今年の春は少々暑いぐらいにて、ときには夏の陽気をも感じさせるほど。
だから残っている桜でもながめながら、その辺でゴロリと横になろうと考えた。
よさげな寝床を探し歩くも、人には人の縄張りというものがあるらしく、田舎者のおのぼりさんには、ちくとイジワル。
鈍牛は歩き続けるうちに、気づけば薄ぐらい地域へと足を踏み入れていた。
だがここは京の都。
歴史の重みのぶんだけ闇は深い。
華やげば華やぐほどに陰もまた濃くなっていく。
川沿いの茂みの中を走るは三つの影。
一つの影を二つの影が追っていた。
キンッ、と鳴ったのは刀にて弾かれた棒手裏剣。
放ったのは逃げる側。弾いたのは追う側の一人。
二つの影が途中で別れて、獲物をはさみ討ちにしようと動く。
追われるうちに、前後を囲まれ逃げ足がついにとまる。
してやったりと回り込んでいた者が、刀を抜いて距離とつめようと駆けた。
だが、その勢いはすぐに停まる。
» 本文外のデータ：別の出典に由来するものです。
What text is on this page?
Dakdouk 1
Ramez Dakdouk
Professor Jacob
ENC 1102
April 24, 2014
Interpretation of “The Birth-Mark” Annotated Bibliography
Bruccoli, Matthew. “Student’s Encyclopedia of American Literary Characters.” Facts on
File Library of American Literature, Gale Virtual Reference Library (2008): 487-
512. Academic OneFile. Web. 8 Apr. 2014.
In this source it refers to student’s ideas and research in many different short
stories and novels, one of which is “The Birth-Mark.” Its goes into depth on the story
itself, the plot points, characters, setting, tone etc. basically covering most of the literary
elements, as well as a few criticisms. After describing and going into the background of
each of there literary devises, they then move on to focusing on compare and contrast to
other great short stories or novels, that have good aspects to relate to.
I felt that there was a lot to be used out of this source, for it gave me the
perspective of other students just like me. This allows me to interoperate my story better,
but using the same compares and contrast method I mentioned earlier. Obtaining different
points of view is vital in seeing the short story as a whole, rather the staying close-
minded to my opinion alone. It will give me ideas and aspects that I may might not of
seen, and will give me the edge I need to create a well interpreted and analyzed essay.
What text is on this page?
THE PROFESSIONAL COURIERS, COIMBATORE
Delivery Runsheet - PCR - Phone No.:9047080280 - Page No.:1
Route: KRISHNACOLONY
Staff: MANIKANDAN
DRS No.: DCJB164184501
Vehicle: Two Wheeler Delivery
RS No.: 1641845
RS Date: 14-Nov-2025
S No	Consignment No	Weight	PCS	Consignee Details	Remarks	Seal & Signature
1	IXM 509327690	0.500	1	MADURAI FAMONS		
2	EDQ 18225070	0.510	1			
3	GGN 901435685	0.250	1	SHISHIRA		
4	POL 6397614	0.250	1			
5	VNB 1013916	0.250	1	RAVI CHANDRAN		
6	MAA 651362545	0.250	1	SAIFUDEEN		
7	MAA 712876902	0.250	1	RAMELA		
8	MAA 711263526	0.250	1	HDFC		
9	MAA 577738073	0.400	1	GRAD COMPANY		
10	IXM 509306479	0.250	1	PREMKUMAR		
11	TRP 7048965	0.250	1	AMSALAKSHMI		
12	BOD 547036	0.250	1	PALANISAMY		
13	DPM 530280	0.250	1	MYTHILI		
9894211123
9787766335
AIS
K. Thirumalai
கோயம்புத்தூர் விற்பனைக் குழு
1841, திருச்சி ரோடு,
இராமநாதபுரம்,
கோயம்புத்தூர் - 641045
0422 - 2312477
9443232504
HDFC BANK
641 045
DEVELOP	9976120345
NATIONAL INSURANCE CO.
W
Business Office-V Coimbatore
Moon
かわりに「ぎゃっ」と声をあげた。
仕掛けられたマキビシを踏み抜いたのだ。
痛みとおどろきにより、とっさに自分の足に意識がいく。
戦いの場にて相手から目を離すという致命的な失態を犯した者は、つぎの瞬間にはのど笛に棒手裏剣を受けて、どうとあお向けに倒れた。
そのときにはすでに反転していた追われる者。
一対一にて刹那に交差する二つの影。
首筋を斬られて、血を吹き出し倒れた男。
それを見下ろしていたのは、追われていた覆面姿の女であった。ふぅと静かに息を吐き、左右の手に持った二本の小太刀を腰の鞘へと音もなくすべり込ませる。
主君の命によって、さるお屋敷を見張っていたクノイチ。
だが不覚にも敵方に見つかってしまう。
どうにか切り抜けることは出来たが、あぶないところであった。
ふと、何者かの視線を感じ、女はすばやく周囲に視線を走らせる。
忍びはフクロウのごとく夜目が利く。すぐさま気配のした方を見れば、はるかとおくに背の高い男の姿がかすかに見えた。
遠い、一丁(百九メートル)ぐらいもあろう。いくらなんでも遠い。
見られていたと感じたのは気のせいであったか……。
そうおもった矢先に相手がこちらに向かって、ぺこりと頭をさげたものだから、女はたいそうおどろいて、おもわずその場にしゃがみ込んで茂みの中に身を隠す。
しばらくしてから、ふたたび、おそるおそる顔を出してみると、すでに男の姿は夜陰に紛れて消えてしまっていた。
「はて? わたしの勘違いだろうか……、と、いけない。いそいで報告に戻らないと」
つぶやいたクノイチもまた夜の中へと消える。
あとには冷たくなった二つの骸が残るばかり。